💰

Personal Finance Basics

Sep 26, 2025

Overview

This lecture covers the foundations of personal finance, including budgeting, saving, debt, credit, insurance, investing, taxes, banking, housing, car buying, scams, and career/education decisions.

Course Structure & Foundations

  • The course includes 16 units: introduction, budgeting, financial goals, loans, credit, insurance, investments, scams/frauds, taxes, employment, banking, car buying, housing, and additional resources.
  • Financial literacy means understanding how to manage, save, invest, and protect your money.

Budgeting & Saving

  • A budget is a money management plan that tracks income, expenses, and savings to avoid overspending and debt.
  • The 50/30/20 rule suggests: 50% for needs, 30% for wants, 20% for savings.
  • Savings should include an emergency fund covering 3–6 months of living expenses.
  • It's helpful to use separate savings accounts for different goals and automate transfers.

Credit & Credit Scores

  • Credit score measures your likelihood to repay debts; in the US, it's between 300–850.
  • Payment history (35%), credit usage (30%), and length of credit history (15%) are major factors.
  • Pay bills on time and keep credit utilization low to maintain or improve your score.
  • Opening several new credit cards at once can hurt your score; income is not factored.

Financial Goals & Net Worth

  • Set SMART goals: Specific, Measurable, Achievable, Realistic, Time-bound.
  • Goals are categorized as short-term (<1 year), medium-term (1–5 years), and long-term (>5 years).
  • Net worth = Total assets – Total liabilities; aim for a positive net worth over time.

Loans & Debt

  • Loans can be installment credit (fixed payments) or revolving credit (e.g., credit cards).
  • APR (annual percentage rate) shows the true yearly cost of a loan.
  • Good debt (e.g., education, home) can increase future wealth; bad debt (e.g., payday loans) weakens financial health.
  • The high rate and snowball methods can help with debt repayment.

Insurance & Risk Management

  • Insurance transfers financial risk to a third party; key types include health, car, property, and life insurance.
  • Terms: premium (regular payment), deductible (out-of-pocket), co-pay (shared payment), policy limit (maximum payout).
  • It's best to get insurance before you need it for emergencies.

Investing & Retirement

  • Saving is for short-term, low-risk needs; investing is for long-term growth with higher risk.
  • Compound interest grows money faster over time; start investing early.
  • Typical investment products: bonds (low risk), mutual/index funds (medium risk), stocks/cryptocurrency (high risk).
  • Use retirement accounts (401k, IRA, etc.) for tax advantages.

Scams & Fraud

  • If it sounds too good to be true, it probably is.
  • Protect personal information and be cautious with suspicious offers or requests.

Taxes & Employment

  • Taxes fund public services and can be flat (e.g., sales tax) or progressive (e.g., income tax).
  • Tax credits and deductions can reduce what you owe.
  • Consider all costs and potential financial aid when choosing education or employment.

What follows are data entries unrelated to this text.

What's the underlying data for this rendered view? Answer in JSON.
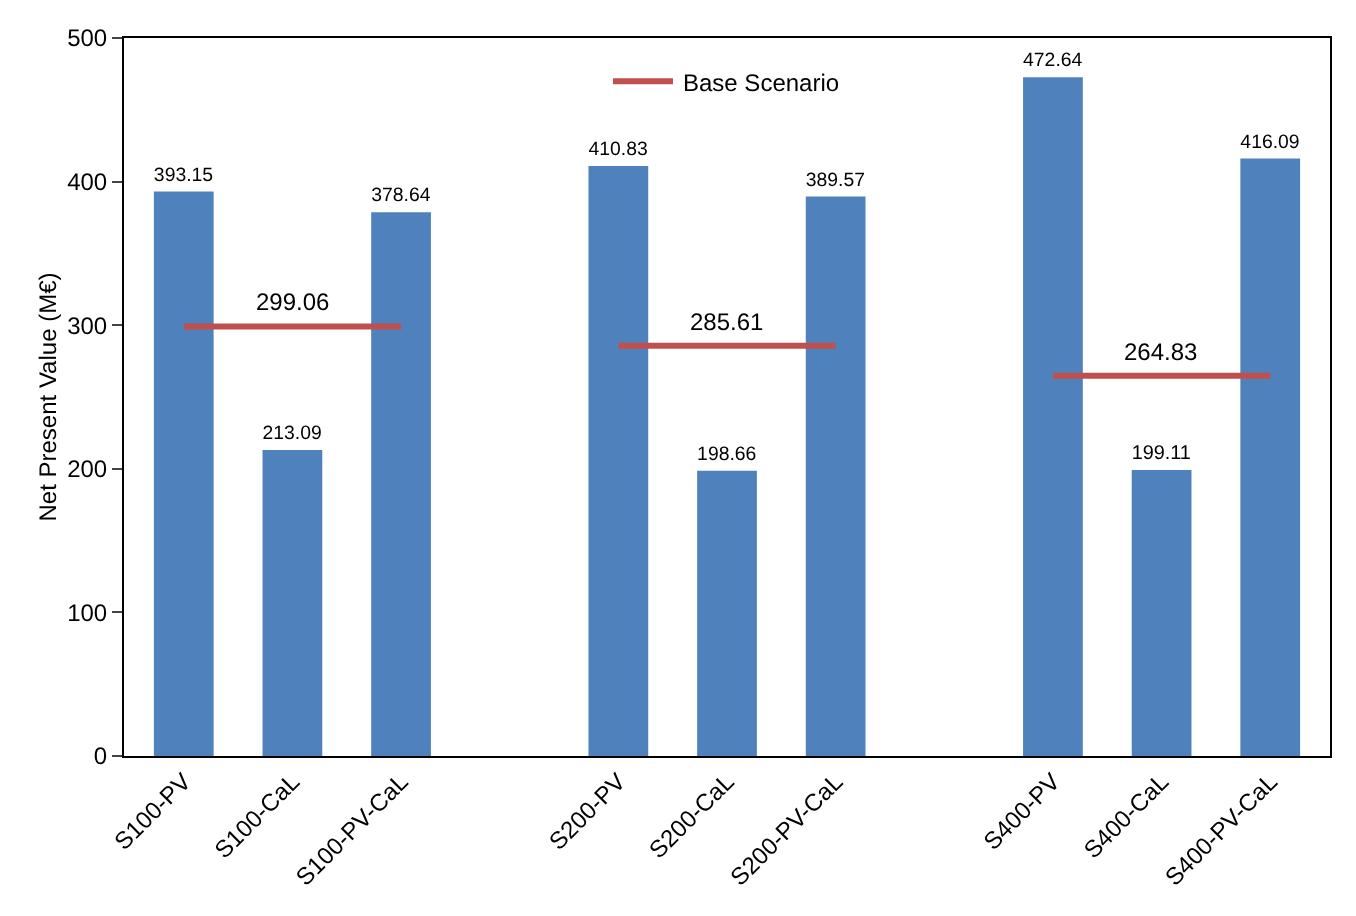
{
  "chart_data": {
    "type": "bar",
    "ylabel": "Net Present Value (M€)",
    "categories": [
      "S100-PV",
      "S100-CaL",
      "S100-PV-CaL",
      null,
      "S200-PV",
      "S200-CaL",
      "S200-PV-CaL",
      null,
      "S400-PV",
      "S400-CaL",
      "S400-PV-CaL"
    ],
    "series": [
      {
        "color": "#4f81bd",
        "values": [
          393.15,
          213.09,
          378.64,
          null,
          410.83,
          198.66,
          389.57,
          null,
          472.64,
          199.11,
          416.09
        ]
      },
      {
        "type": "line",
        "name": "Base Scenario",
        "color": "#c0504d",
        "values": [
          299.06,
          299.06,
          299.06,
          null,
          285.61,
          285.61,
          285.61,
          null,
          264.83,
          264.83,
          264.83
        ],
        "value_labels": [
          null,
          "299.06",
          null,
          null,
          null,
          "285.61",
          null,
          null,
          null,
          "264.83",
          null
        ]
      }
    ],
    "ylim": [
      0,
      500
    ],
    "yticks": [
      0,
      100,
      200,
      300,
      400,
      500
    ],
    "grid": false,
    "data_labels": true,
    "legend": "top",
    "marker": "none",
    "line_style": "solid"
  }
}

Banking, Interest, & Inflation

  • Banks earn by lending deposits at higher interest rates than they pay savers.
  • Types of banks: national, regional, credit unions, online banks.
  • Common accounts: checking (daily use), savings (interest), CDs (higher interest, locked funds), investment accounts.
  • Inflation reduces money's value over time—investing helps counteract this.

Housing & Renting

  • Deciding to rent or buy depends on total costs (mortgage, taxes, upkeep) versus rent and potential investment returns.
  • Use calculators and consider non-financial factors before deciding.

Key Terms & Definitions

  • Budget — a spending and saving plan based on income and expenses.
  • Emergency fund — savings reserved for unexpected expenses, ideally 3–6 months' worth.
  • Credit score — a numerical measure of creditworthiness.
  • APR — annual percentage rate, the yearly cost of borrowing.
  • Net Worth — total assets minus total liabilities.
  • Premium — regular payment to keep insurance active.
  • Deductible — amount paid out-of-pocket before insurance covers remaining costs.
  • Compound interest — earning interest on both the initial principal and accumulated interest.
  • Inflation — the general rise in prices, lowering money’s purchasing power.

Action Items / Next Steps

  • Calculate your monthly budget and net worth.
  • Build an emergency fund covering 3–6 months of expenses.
  • Check your credit score and make a plan to improve it if needed.
  • Set one SMART financial goal and outline steps to achieve it.
  • Research types of insurance and ensure you have adequate coverage.
  • Review your current savings and investment accounts; consider starting or increasing retirement contributions.
  • Stay vigilant against scams—never share sensitive information without verification.
  • Use a rent vs. buy calculator if considering housing decisions.